The arborists came out to our home yesterday to prune the Blue Feather Cypress trees and the Ginkgo. Another team came to remove so many dead limbs from two enormous oak trees.
As I left my house for campus, I passed by two experts working right by the driveway. I watched who made the first cut into the cypress tree. One knelt; the other observed. Then they stood back, hands on their chins, assessing. They discussed. They gently examined the next limb. With the next cut, they repeated the process, all the way up the tree. What I noticed most involved the intense discussion after each cut.
I imagine they stayed for hours. When I returned home late in the afternoon, the trees had their perfect shape, their perfect height, and their perfect look. I thought of God pruning our lives. With every cut, He deliberately and thoughtfully knows what He’s doing in our lives.
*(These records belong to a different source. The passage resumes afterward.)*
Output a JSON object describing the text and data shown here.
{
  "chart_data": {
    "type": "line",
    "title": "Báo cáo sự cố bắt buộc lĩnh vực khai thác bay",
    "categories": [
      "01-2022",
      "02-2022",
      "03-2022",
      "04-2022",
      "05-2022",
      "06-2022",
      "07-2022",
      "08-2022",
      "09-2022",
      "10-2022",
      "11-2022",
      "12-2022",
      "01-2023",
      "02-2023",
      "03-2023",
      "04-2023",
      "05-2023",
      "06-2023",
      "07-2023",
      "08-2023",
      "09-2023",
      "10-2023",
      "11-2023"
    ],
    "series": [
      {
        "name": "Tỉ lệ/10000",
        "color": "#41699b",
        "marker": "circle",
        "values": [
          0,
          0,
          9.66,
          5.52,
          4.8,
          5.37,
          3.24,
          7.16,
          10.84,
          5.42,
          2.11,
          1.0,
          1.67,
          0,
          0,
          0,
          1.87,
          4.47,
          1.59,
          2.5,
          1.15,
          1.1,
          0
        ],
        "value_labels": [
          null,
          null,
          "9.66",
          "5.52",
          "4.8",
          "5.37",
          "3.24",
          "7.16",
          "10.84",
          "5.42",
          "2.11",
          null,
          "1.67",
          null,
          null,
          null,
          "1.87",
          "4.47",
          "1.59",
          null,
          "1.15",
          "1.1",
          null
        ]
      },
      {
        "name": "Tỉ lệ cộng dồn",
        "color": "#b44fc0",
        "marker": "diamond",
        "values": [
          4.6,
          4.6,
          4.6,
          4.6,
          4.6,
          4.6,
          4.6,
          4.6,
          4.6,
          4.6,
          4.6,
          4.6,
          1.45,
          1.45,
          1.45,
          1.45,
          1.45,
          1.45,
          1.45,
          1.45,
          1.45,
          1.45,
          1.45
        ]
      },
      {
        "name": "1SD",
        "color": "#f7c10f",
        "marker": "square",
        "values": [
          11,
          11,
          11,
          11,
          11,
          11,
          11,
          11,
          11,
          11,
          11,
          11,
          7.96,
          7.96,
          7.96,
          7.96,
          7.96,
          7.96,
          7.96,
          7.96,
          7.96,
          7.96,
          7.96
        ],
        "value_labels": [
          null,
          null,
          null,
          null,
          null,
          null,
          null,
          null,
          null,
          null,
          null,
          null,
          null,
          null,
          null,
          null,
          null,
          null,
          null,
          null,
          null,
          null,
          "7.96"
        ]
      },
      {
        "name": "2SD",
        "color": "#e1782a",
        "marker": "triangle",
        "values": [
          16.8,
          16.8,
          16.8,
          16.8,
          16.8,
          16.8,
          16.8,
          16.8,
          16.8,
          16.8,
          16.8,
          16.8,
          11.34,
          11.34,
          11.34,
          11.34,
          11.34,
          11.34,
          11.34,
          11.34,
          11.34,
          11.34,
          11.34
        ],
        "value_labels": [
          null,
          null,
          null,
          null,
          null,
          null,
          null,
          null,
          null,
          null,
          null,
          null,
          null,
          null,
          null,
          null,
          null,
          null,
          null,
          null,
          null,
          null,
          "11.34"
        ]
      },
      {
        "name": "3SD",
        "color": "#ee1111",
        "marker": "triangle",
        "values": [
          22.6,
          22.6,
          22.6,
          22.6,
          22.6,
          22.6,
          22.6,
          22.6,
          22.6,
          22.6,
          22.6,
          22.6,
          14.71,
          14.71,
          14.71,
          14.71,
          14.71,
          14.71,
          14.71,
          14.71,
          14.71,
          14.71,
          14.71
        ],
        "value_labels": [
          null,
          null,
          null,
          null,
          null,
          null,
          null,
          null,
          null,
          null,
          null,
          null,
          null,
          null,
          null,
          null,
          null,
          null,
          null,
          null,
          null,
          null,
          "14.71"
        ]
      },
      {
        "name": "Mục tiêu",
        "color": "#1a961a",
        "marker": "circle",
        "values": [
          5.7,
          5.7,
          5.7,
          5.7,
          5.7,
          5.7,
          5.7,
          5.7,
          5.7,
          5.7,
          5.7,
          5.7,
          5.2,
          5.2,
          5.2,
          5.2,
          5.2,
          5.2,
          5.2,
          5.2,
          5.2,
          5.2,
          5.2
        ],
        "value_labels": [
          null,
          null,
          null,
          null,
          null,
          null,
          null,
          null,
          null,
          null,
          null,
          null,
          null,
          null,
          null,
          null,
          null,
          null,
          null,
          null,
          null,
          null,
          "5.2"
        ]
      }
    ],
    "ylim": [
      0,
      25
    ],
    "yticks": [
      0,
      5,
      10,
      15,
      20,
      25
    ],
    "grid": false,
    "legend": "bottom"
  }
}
The Ginkgo enjoyed all the pruning to keep it growing tall and strong. But I learned we now must stake it for a year to direct the growth against its current inclination. It’s that holding in place, that tightly bound situation that, at least in our own lives, we tend to resist. When God stakes us down somewhere for our own good, it’s to keep us right. It’s to keep us going in the right direction. Otherwise, as the expert warned, the tree will destroy itself, toppling under its own wrong bent.
I submit to the pruning and staking. I submit to every cut.